These days flintlock firearms are rarely seen unless it’s in a museum or at a Revolutionary War re-enactment. Historic flintlocks are collector’s items so they are rarely fired but instead modern day replicas are used by re-enactors and black powder enthusiasts. Needless to say, the “fire” in firearms has always been an area of interest in my quest of life-list firecraft accomplishments.
At a recent event an attendee stopped by my display and began to share some interesting information about his life experiences. The topic turned to black powder and he asked me an interesting question: “Do you know why we always see flintlock rifles mounted above the fireplace mantle in old movies?”. I could only guess that there was convenient wall space there. He replied “…because they used their flintlocks to start the fire in their fireplaces.”
He explained that a feather quill was placed in the hole connecting the flash pan to the barrel thus blocking the ignition path from the pan to the loaded barrel. Black powder was then placed in the fire pan and the rifle held next to the tinder and discharged to light it.

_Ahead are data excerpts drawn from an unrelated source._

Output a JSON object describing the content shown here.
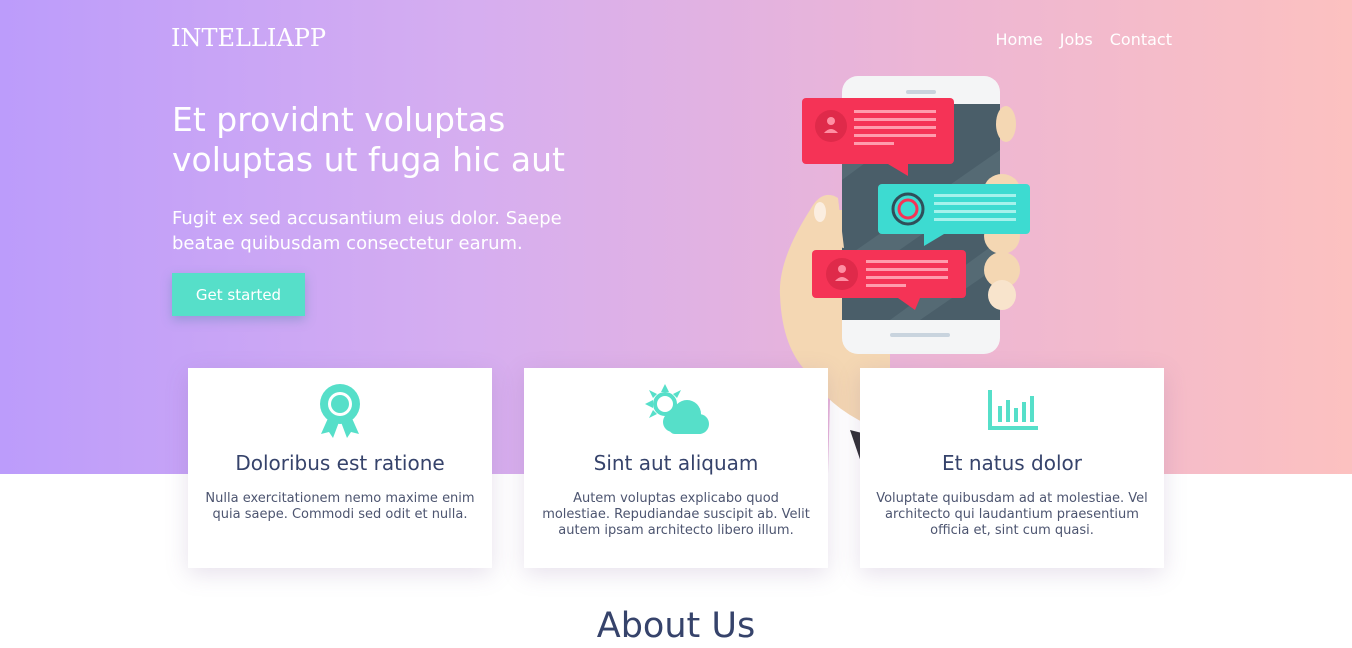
{
  "brand": {
    "logo": "INTELLIAPP"
  },
  "nav": {
    "items": [
      {
        "label": "Home"
      },
      {
        "label": "Jobs"
      },
      {
        "label": "Contact"
      }
    ]
  },
  "hero": {
    "title": "Et providnt voluptas voluptas ut fuga hic aut",
    "subtitle": "Fugit ex sed accusantium eius dolor. Saepe beatae quibusdam consectetur earum.",
    "cta_label": "Get started"
  },
  "features": [
    {
      "icon": "ribbon-award-icon",
      "title": "Doloribus est ratione",
      "text": "Nulla exercitationem nemo maxime enim quia saepe. Commodi sed odit et nulla."
    },
    {
      "icon": "sun-cloud-icon",
      "title": "Sint aut aliquam",
      "text": "Autem voluptas explicabo quod molestiae. Repudiandae suscipit ab. Velit autem ipsam architecto libero illum."
    },
    {
      "icon": "bar-chart-icon",
      "title": "Et natus dolor",
      "text": "Voluptate quibusdam ad at molestiae. Vel architecto qui laudantium praesentium officia et, sint cum quasi."
    }
  ],
  "about": {
    "heading": "About Us"
  },
  "colors": {
    "accent": "#56dfc9",
    "heading": "#36436b",
    "bubble_red": "#f53356",
    "bubble_teal": "#3ddbd1"
  }
}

I knew that this was something that I had to try myself. I was able to contact a friend who owned a flintlock and he agreed to help me achieve my goal.
We established that the rifle was not loaded and gathered the needed materials. The hammer holds the flint that strikes the steel plate (or frizzen) that creates sparks over the pan which holds the black powder and ignites it. I prepared a bird’s nest of tinder using crushed oak tassles or catkins with cattail fluff placed in the center. I held this bundle next to the flash pan so that when I pulled the trigger to release the hammer, the resulting ignition lit the tinder causing multiple embers that I then blew into a flame.

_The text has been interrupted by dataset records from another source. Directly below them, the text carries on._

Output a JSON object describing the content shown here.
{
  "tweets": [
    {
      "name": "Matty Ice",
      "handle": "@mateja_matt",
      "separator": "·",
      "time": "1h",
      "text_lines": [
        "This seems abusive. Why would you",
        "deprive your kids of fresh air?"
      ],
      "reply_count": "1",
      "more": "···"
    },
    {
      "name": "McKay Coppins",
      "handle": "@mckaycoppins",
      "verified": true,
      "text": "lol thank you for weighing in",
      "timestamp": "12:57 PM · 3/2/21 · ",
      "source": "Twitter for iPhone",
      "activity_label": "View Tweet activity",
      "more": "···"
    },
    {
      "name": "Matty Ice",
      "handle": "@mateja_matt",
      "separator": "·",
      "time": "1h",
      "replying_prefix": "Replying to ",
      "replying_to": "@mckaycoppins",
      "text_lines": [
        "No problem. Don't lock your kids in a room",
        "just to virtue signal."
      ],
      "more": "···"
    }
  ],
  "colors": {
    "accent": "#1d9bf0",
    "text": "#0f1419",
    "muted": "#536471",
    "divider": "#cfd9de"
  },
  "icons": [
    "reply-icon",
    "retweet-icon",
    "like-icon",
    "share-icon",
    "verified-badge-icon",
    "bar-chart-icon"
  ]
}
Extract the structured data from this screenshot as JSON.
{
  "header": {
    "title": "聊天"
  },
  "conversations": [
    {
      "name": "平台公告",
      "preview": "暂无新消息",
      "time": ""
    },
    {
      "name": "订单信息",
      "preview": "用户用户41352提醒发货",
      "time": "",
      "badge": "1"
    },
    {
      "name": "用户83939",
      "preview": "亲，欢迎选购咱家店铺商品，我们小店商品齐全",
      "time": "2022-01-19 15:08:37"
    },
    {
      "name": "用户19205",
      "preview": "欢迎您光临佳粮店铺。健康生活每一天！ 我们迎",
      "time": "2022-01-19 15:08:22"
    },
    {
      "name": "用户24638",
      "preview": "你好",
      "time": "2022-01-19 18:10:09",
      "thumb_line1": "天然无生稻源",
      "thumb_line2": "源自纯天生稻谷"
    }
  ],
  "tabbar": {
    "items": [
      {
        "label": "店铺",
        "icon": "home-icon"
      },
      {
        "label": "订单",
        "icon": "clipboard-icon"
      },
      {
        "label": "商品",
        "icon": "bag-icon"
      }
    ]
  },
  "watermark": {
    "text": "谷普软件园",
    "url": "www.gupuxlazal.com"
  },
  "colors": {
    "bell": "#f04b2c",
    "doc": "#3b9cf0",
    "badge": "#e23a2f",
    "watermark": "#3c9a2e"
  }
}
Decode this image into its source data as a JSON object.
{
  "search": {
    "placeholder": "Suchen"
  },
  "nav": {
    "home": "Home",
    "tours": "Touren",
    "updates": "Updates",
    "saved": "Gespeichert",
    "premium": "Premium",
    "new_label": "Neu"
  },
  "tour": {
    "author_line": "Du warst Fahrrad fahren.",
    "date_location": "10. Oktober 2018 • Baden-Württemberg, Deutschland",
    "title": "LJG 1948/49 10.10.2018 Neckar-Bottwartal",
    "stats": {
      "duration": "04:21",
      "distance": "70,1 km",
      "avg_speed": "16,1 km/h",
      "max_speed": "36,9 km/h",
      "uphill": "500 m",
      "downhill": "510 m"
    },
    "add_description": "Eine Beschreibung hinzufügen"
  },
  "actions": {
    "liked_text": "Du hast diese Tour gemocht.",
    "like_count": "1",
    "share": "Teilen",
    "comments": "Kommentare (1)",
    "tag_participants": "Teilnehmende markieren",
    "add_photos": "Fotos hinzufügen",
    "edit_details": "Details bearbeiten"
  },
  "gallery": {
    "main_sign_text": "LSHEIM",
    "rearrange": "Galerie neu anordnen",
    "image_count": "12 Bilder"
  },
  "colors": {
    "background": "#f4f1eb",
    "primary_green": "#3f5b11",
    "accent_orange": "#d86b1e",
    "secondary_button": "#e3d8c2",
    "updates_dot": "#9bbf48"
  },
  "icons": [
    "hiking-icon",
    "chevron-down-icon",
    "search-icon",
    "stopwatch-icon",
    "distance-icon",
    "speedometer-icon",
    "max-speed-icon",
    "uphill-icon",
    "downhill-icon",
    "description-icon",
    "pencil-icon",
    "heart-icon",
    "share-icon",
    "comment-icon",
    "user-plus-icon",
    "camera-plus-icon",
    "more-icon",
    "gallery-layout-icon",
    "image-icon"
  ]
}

My friend suggested that a piece of charcloth could capture a spark as well so we placed a piece of charcloth in the pan instead of black powder and were successful in capturing a spark. Not only did I accomplish two new fire methods for my life-list but I felt a connection to our historic past and could better imagine what our forefathers did in their daily lives, improvising with the tools and resources that they had available.